‘Devrimciler de ağaçtan şaheser yaratıyormuş’

Gezi Parkı eylemlerini değerlendiren BDP Eşbaşkanı Selahattin Demirtaş, hükümetin en büyük hatasının halkın duygu ve düşüncelerini anketten okumaya çalışmak olduğunu söyledi. Demirtaş “Ağaçtan şaheser yaratmak sadece marangozların işi değilmiş, devrimciler de yapabiliyormuş” dedi.

‘Devrimciler de ağaçtan şaheser yaratıyormuş’

BDP Eşbaşkanı Selahattin Demirtaş, partisinin grup toplantısında yaptığı konuşmada, Taksim Gezi Parkı'yla ilgili eylemlere değindi.

Demirtaş, özetle şu ifadeleri kullandı:

“Ne zaman ki Başbakan ‘kim ne yaparsa yapsın orada alışveriş merkezi yapacağız, yıkacağız’ dedi, işler değişti ve o saatten beri isyan günlerini yaşıyor. Bütün bu karışıklığı, eylemleri, direnişi yaratan, kıvılcımı çakan bu ülkenin Başbakanının kendisidir. İsyanın fitilini ateşlemiştir.

Elinde taş, sopa, hiçbir şiddet aleti olmayan gruba sanki Yavuz Selim'in askerleri gibi Allah Allah deyip düşmana saldırıyormuşçasına büyük bir öfke ve hırsla Taksim’de işkence faaliyetine başlandı.

Taksim'de haklı duruşu gösteren topluluğu ve Sırrı Süreyya Önder'i kutluyorum ve geçmiş olsun dileklerimizi iletiyorum.

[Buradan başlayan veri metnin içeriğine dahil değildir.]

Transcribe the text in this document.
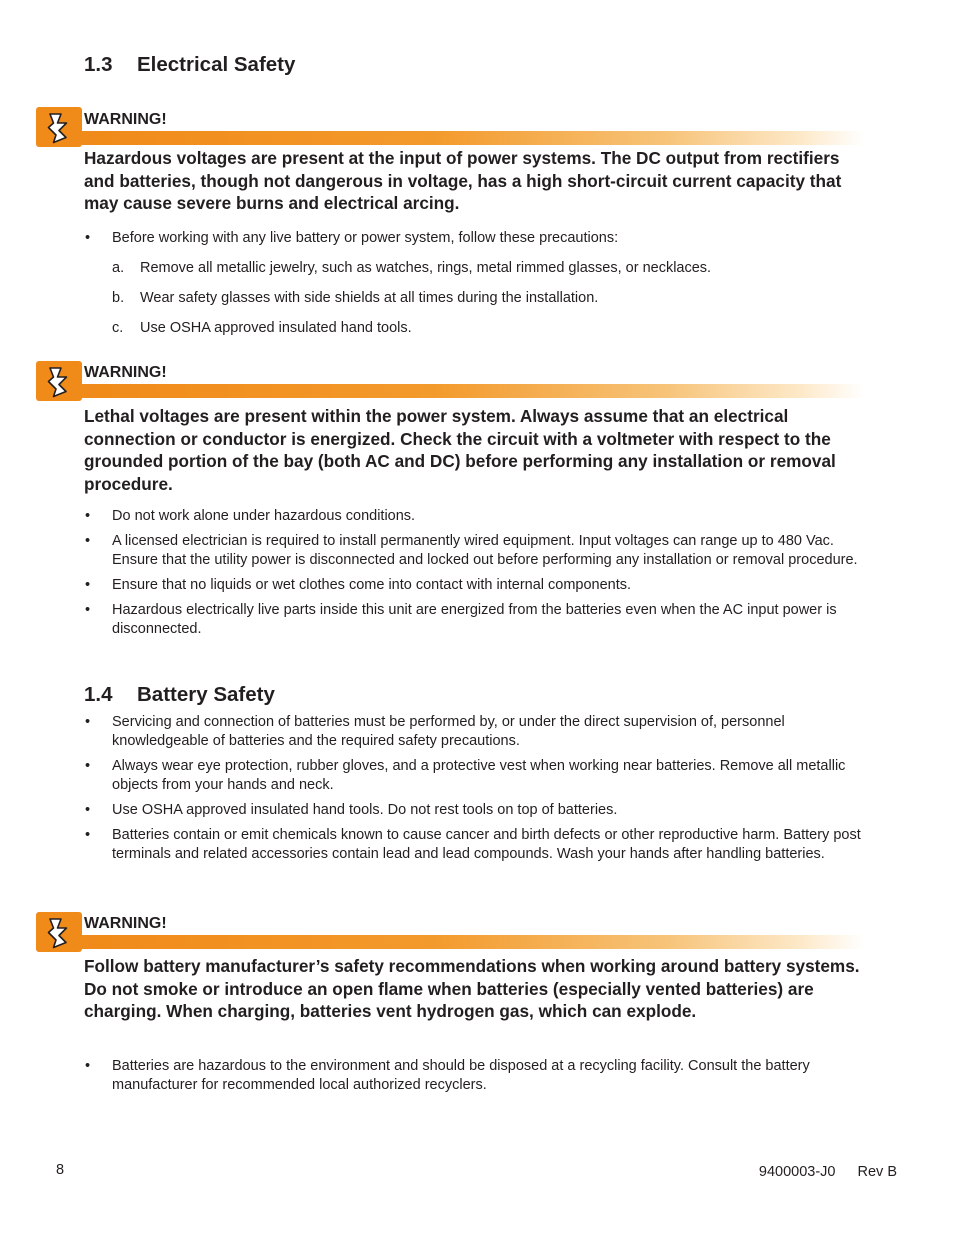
1.3 Electrical Safety
WARNING!

Hazardous voltages are present at the input of power systems. The DC output from rectifiers and batteries, though not dangerous in voltage, has a high short-circuit current capacity that may cause severe burns and electrical arcing.

• Before working with any live battery or power system, follow these precautions:
a. Remove all metallic jewelry, such as watches, rings, metal rimmed glasses, or necklaces.
b. Wear safety glasses with side shields at all times during the installation.
c. Use OSHA approved insulated hand tools.
WARNING!

Lethal voltages are present within the power system. Always assume that an electrical connection or conductor is energized. Check the circuit with a voltmeter with respect to the grounded portion of the bay (both AC and DC) before performing any installation or removal procedure.

• Do not work alone under hazardous conditions.
• A licensed electrician is required to install permanently wired equipment. Input voltages can range up to 480 Vac. Ensure that the utility power is disconnected and locked out before performing any installation or removal procedure.
• Ensure that no liquids or wet clothes come into contact with internal components.
• Hazardous electrically live parts inside this unit are energized from the batteries even when the AC input power is disconnected.
1.4 Battery Safety
• Servicing and connection of batteries must be performed by, or under the direct supervision of, personnel knowledgeable of batteries and the required safety precautions.
• Always wear eye protection, rubber gloves, and a protective vest when working near batteries. Remove all metallic objects from your hands and neck.
• Use OSHA approved insulated hand tools. Do not rest tools on top of batteries.
• Batteries contain or emit chemicals known to cause cancer and birth defects or other reproductive harm. Battery post terminals and related accessories contain lead and lead compounds. Wash your hands after handling batteries.
WARNING!

Follow battery manufacturer’s safety recommendations when working around battery systems. Do not smoke or introduce an open flame when batteries (especially vented batteries) are charging. When charging, batteries vent hydrogen gas, which can explode.

• Batteries are hazardous to the environment and should be disposed at a recycling facility. Consult the battery manufacturer for recommended local authorized recyclers.
8	9400003-J0 Rev B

Bir ağaçtan şaheser yaratmak sadece marangozların işi değilmiş, devrimciler de yapabiliyormuş. Bunu gösterdi arkadaşlarımız.

Öfke, anketle ölçülmez. En büyük hatanız; halkın duygularını, düşüncelerini anketten okuyabileceğinizi zannettiniz. Halk anketlerden ne kadar öfkeli olduğunu hissettirmez.

Alevinin vergisiyle Yavuz Sultan Selim köprüsü yapamazsınız. Kendi villanın havuzuna bu ismi koyabilirsin ama kamunun parasıyla kamusal bir alanda Alevilere hakaret edecek şekilde bir tutum içerisine giremezsin. Bunu yaptığın zaman toplumun dokusuyla ve öfkesiyle oynamış olursun ve karşına böyle dikilirler.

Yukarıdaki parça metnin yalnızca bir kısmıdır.